Understanding Red‑Black Tree Insertion Cases and Rotations

In 2017 the author published a comic about red‑black trees; this article revisits the topic with a detailed two‑part written tutorial.

It begins by reviewing binary search tree (BST) properties, explaining that all keys in the left subtree are less than or equal to the root and all keys in the right subtree are greater than or equal to the root, and that each subtree is itself a BST. Example searches for the value 10 are illustrated with several diagrams.

The article then introduces the five red‑black tree rules: (1) each node is red or black, (2) the root is black, (3) all NIL leaves are black, (4) red nodes have black children, and (5) every path from a node to its descendant leaves contains the same number of black nodes.

Insertion scenarios are then examined. When a new node is added, the article explains how to detect violations of the rules and how to restore correctness using recoloring and rotations. Five typical cases are described, each with step‑by‑step diagrams.

Case 1: the new node becomes the root; it is recolored black and the tree remains valid.

Case 2: the parent is black, so no adjustment is needed.

Case 3: both the parent and the uncle are red; recoloring the parent to black and the grandparent to red resolves the violation, but may propagate the problem upward.

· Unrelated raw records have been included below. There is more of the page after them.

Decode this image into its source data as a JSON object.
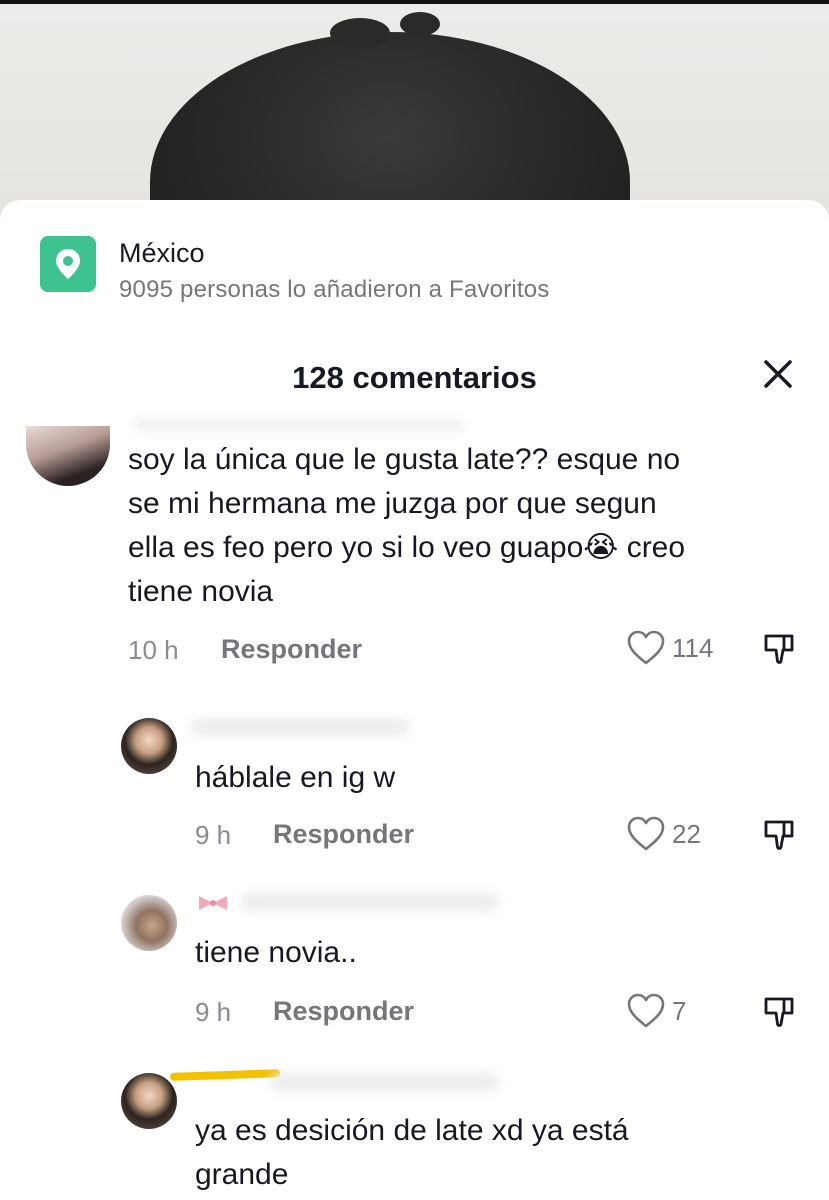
{
  "location": {
    "icon": "location-pin-icon",
    "title": "México",
    "subtitle": "9095 personas lo añadieron a Favoritos"
  },
  "comments_panel": {
    "title": "128 comentarios",
    "close_icon": "close-icon"
  },
  "comments": [
    {
      "text_lines": [
        "soy la única que le gusta late?? esque no",
        "se mi hermana me juzga por que segun",
        "ella es feo pero yo si lo veo guapo😭 creo",
        "tiene novia"
      ],
      "time": "10 h",
      "reply_label": "Responder",
      "likes": "114"
    },
    {
      "text_lines": [
        "háblale en ig w"
      ],
      "time": "9 h",
      "reply_label": "Responder",
      "likes": "22"
    },
    {
      "text_lines": [
        "tiene novia.."
      ],
      "time": "9 h",
      "reply_label": "Responder",
      "likes": "7"
    },
    {
      "text_lines": [
        "ya es desición de late xd ya está",
        "grande"
      ]
    }
  ],
  "colors": {
    "accent_location": "#3ec28f",
    "text_primary": "#161823",
    "text_secondary": "#75767c"
  }
}
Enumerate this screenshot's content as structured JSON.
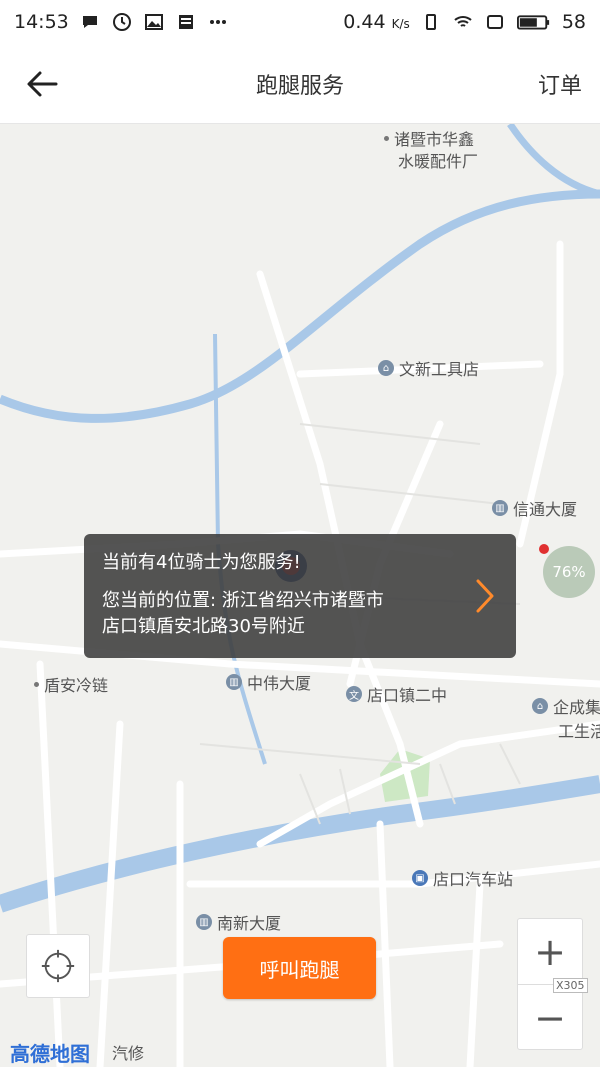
{
  "status_bar": {
    "time": "14:53",
    "speed": "0.44",
    "speed_unit": "K/s",
    "battery": "58"
  },
  "header": {
    "title": "跑腿服务",
    "orders_label": "订单"
  },
  "map": {
    "pois": [
      {
        "label": "诸暨市华鑫"
      },
      {
        "label": "水暖配件厂"
      },
      {
        "label": "文新工具店"
      },
      {
        "label": "信通大厦"
      },
      {
        "label": "盾安冷链"
      },
      {
        "label": "中伟大厦"
      },
      {
        "label": "店口镇二中"
      },
      {
        "label": "企成集"
      },
      {
        "label": "工生活"
      },
      {
        "label": "店口汽车站"
      },
      {
        "label": "南新大厦"
      },
      {
        "label": "汽修"
      }
    ],
    "bubble_percent": "76%",
    "road_label": "X305",
    "logo": "高德地图"
  },
  "info": {
    "line1": "当前有4位骑士为您服务!",
    "line2": "您当前的位置: 浙江省绍兴市诸暨市",
    "line3": "店口镇盾安北路30号附近"
  },
  "actions": {
    "call_label": "呼叫跑腿",
    "zoom_in": "+",
    "zoom_out": "−"
  },
  "colors": {
    "accent": "#ff6f13",
    "river": "#a9c8e8"
  }
}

Case 4: the parent is red, the uncle is black (or absent), and the new node is a right child of a left‑handed parent; a left rotation around the parent is performed.

Case 5: the mirror of case 4 (new node is a left child of a right‑handed parent); a right rotation around the parent restores balance.

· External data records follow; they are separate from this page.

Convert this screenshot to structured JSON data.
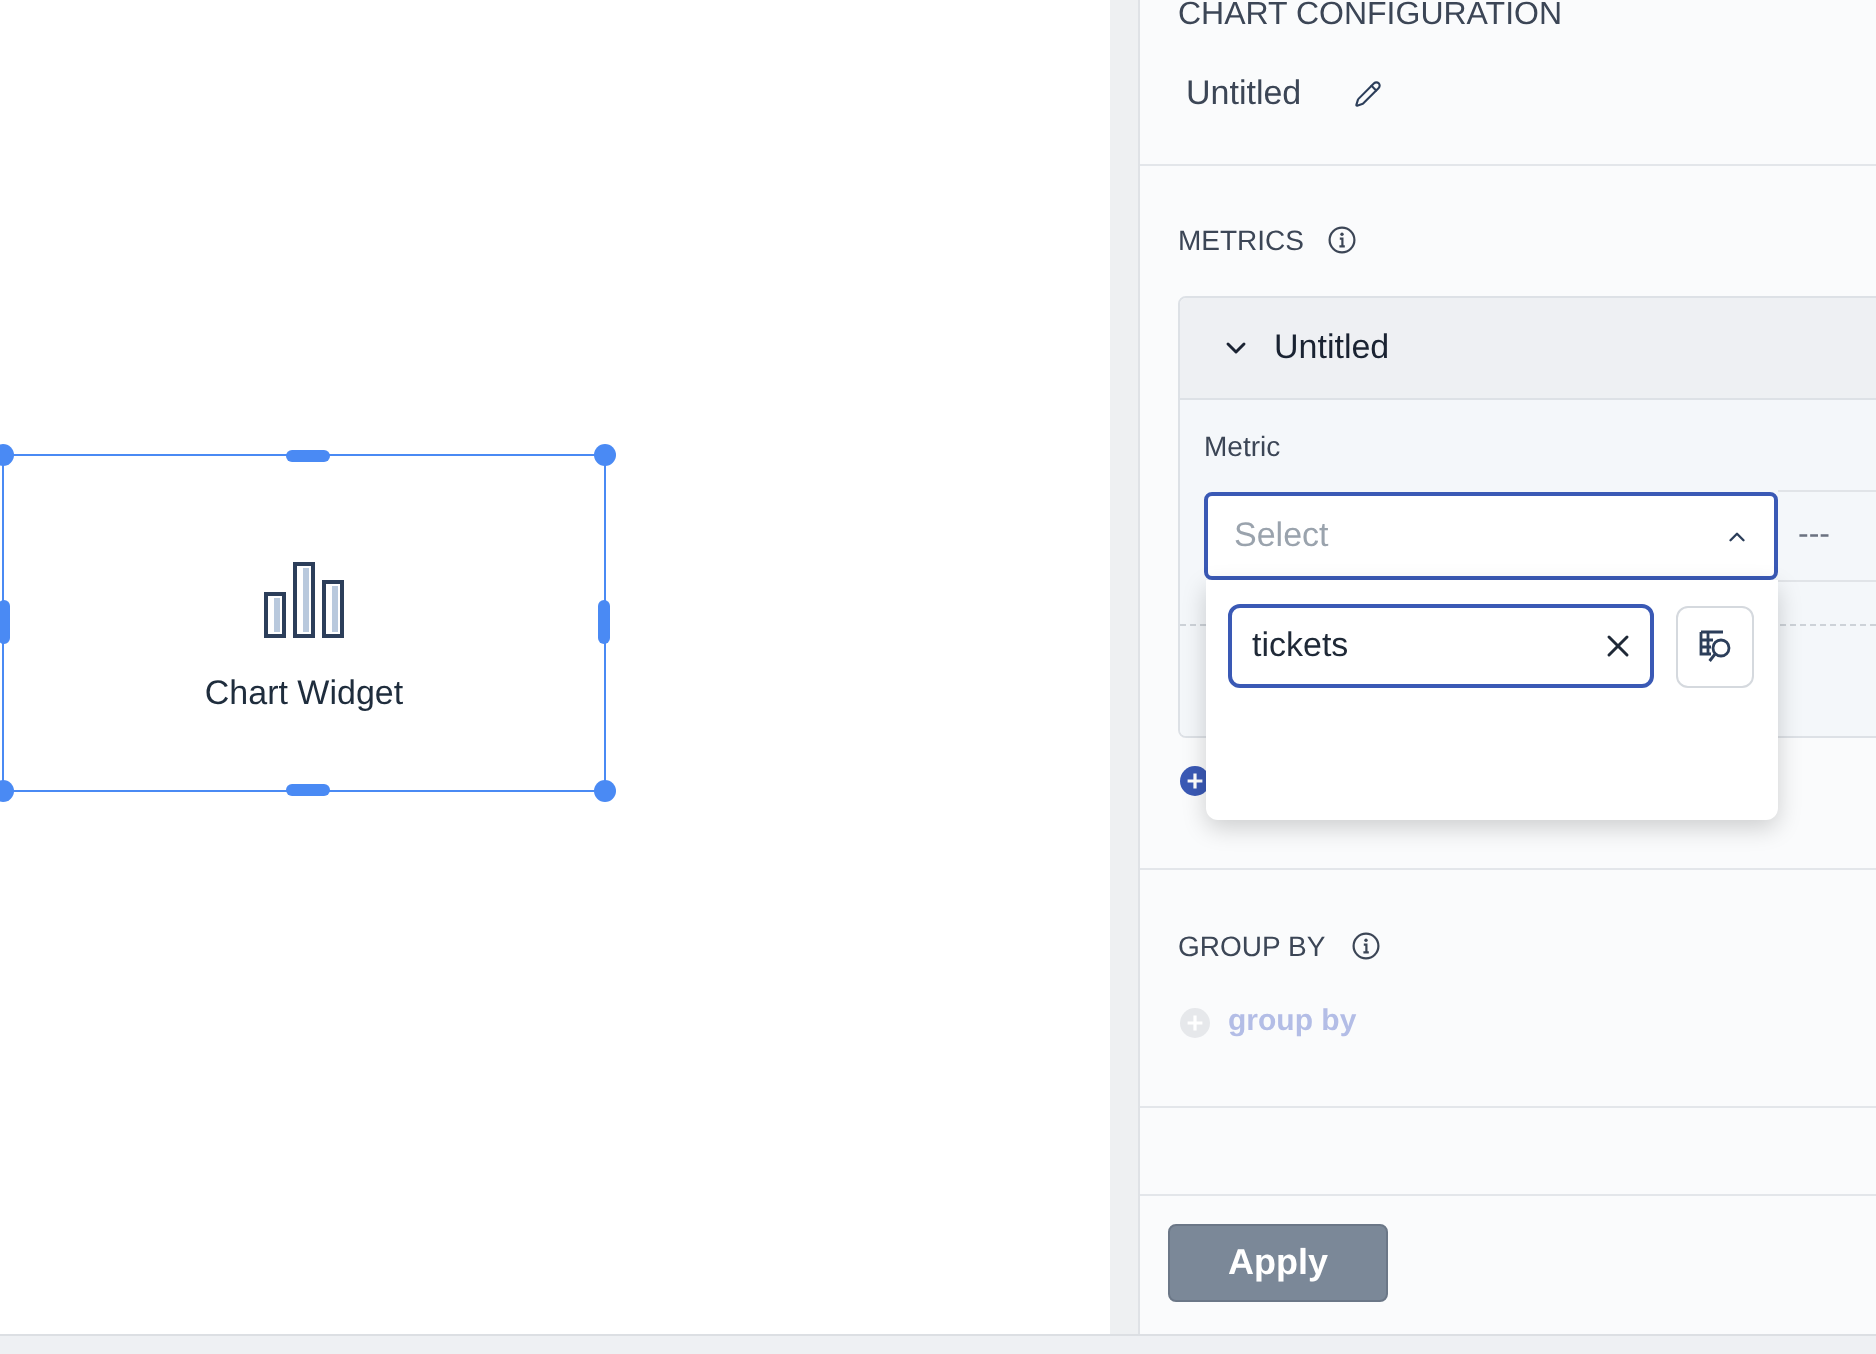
{
  "canvas": {
    "widget": {
      "label": "Chart Widget",
      "selected": true
    }
  },
  "panel": {
    "title": "CHART CONFIGURATION",
    "chart_name": "Untitled",
    "metrics": {
      "heading": "METRICS",
      "items": [
        {
          "title": "Untitled",
          "expanded": true,
          "field_label": "Metric",
          "select": {
            "placeholder": "Select",
            "open": true,
            "search": "tickets"
          },
          "aggregation": "---"
        }
      ]
    },
    "group_by": {
      "heading": "GROUP BY",
      "add_label": "group by",
      "disabled": true
    },
    "apply_button": {
      "label": "Apply",
      "disabled": true
    }
  }
}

The article concludes with a concrete example: inserting the value 21 into a given red‑black tree. The insertion initially creates a red‑red conflict (node 21 under red parent 22). The situation matches case 3, so recoloring and a left rotation around node 13 are applied, followed by final recolorings to obtain a valid red‑black tree.

Through these explanations and illustrations, readers gain a thorough understanding of how red‑black tree insertion works, how to identify rule violations, and how to apply recoloring and rotations to maintain balanced search tree properties.